Dr Mulholland has been running immunotherapy trials using medicines that have transformed outcomes in other cancers to test whether they can help with glioblastoma too. Immunotherapy, as many noble Lords know much more than me, works by triggering the body’s own immune system to fight cancer, and it has transformed outcomes in conditions once considered untreatable. Dr Mulholland is trialling a new approach in which some glioblastoma patients receive immunotherapy before tumour removal, when their body is at its strongest, to see if that produces better outcomes. One patient who has been widely reported in the press, Ben Trotman, who was part of that trial, has lived for more than two years beyond his nine months’ diagnosis of glioblastoma, and his cancer remains under control. During that two-year period, he and his wife have had a baby, Mabel. I regard her as a miracle made possible by this innovative trial.

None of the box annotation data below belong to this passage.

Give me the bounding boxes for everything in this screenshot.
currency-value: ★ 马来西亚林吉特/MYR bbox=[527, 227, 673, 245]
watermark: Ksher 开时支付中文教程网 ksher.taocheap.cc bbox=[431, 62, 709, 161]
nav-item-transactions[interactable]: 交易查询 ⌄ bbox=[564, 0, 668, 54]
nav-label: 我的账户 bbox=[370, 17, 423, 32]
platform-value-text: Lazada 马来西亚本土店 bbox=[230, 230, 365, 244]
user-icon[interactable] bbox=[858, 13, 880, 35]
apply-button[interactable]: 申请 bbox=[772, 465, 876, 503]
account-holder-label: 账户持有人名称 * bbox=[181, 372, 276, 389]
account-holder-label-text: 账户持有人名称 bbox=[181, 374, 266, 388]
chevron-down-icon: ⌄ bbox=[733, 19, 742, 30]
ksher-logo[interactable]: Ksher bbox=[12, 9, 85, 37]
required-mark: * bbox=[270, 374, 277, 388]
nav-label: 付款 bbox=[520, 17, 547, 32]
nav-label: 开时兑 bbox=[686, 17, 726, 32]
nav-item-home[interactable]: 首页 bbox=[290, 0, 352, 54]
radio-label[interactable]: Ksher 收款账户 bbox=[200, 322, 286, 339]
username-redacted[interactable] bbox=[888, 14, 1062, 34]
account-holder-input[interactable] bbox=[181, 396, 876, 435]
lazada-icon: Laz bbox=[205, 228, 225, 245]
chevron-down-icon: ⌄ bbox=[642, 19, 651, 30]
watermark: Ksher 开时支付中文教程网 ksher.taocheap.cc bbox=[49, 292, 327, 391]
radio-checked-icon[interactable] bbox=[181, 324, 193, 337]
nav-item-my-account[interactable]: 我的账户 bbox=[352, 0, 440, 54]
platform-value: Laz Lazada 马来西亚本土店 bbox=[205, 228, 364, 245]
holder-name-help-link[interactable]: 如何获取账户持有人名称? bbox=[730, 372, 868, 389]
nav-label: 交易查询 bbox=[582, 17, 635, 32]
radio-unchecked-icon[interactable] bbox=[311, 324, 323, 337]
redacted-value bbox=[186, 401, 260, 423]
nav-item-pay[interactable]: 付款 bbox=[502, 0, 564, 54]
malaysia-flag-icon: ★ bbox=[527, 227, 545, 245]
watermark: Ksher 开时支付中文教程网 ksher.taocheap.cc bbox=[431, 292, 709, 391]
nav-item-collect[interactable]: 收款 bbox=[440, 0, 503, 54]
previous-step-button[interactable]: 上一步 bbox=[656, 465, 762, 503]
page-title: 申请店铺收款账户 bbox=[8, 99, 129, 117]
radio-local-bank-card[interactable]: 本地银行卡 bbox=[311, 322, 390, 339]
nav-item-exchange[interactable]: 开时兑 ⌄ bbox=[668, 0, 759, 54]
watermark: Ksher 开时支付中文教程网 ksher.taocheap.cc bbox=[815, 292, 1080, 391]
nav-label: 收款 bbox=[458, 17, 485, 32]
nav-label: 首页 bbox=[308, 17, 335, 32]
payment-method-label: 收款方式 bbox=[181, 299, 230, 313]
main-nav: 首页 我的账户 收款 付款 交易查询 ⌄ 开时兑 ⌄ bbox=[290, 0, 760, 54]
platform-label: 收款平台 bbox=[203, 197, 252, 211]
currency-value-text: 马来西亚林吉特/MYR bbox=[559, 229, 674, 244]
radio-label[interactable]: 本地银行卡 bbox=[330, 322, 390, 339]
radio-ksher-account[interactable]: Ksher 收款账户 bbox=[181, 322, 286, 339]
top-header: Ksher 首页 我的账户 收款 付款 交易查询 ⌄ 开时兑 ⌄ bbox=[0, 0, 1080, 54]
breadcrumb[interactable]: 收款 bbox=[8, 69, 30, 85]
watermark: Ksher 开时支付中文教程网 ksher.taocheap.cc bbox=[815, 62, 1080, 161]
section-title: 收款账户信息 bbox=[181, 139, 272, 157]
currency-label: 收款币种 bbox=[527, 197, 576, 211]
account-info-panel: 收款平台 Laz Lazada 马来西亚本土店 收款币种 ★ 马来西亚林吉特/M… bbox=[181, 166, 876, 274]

But such breakthroughs require patients to reach trials early enough and a system willing to test new approaches with urgency and ambition. We need to be honest about risk. Many of these patients are already dying, so why not let them, with full consent and proper safeguards, try promising new treatments where there is a scientific case to give them a go? The potential benefits for them are more time and a better life, and increased knowledge for us about what does or does not work. What greater legacy could there be than that?
I ask the Minister: what specific steps are the Government going to take under the cancer plan to ensure that the increased clinical trials are also available to those with the shortest timescales and in the most urgent period of need?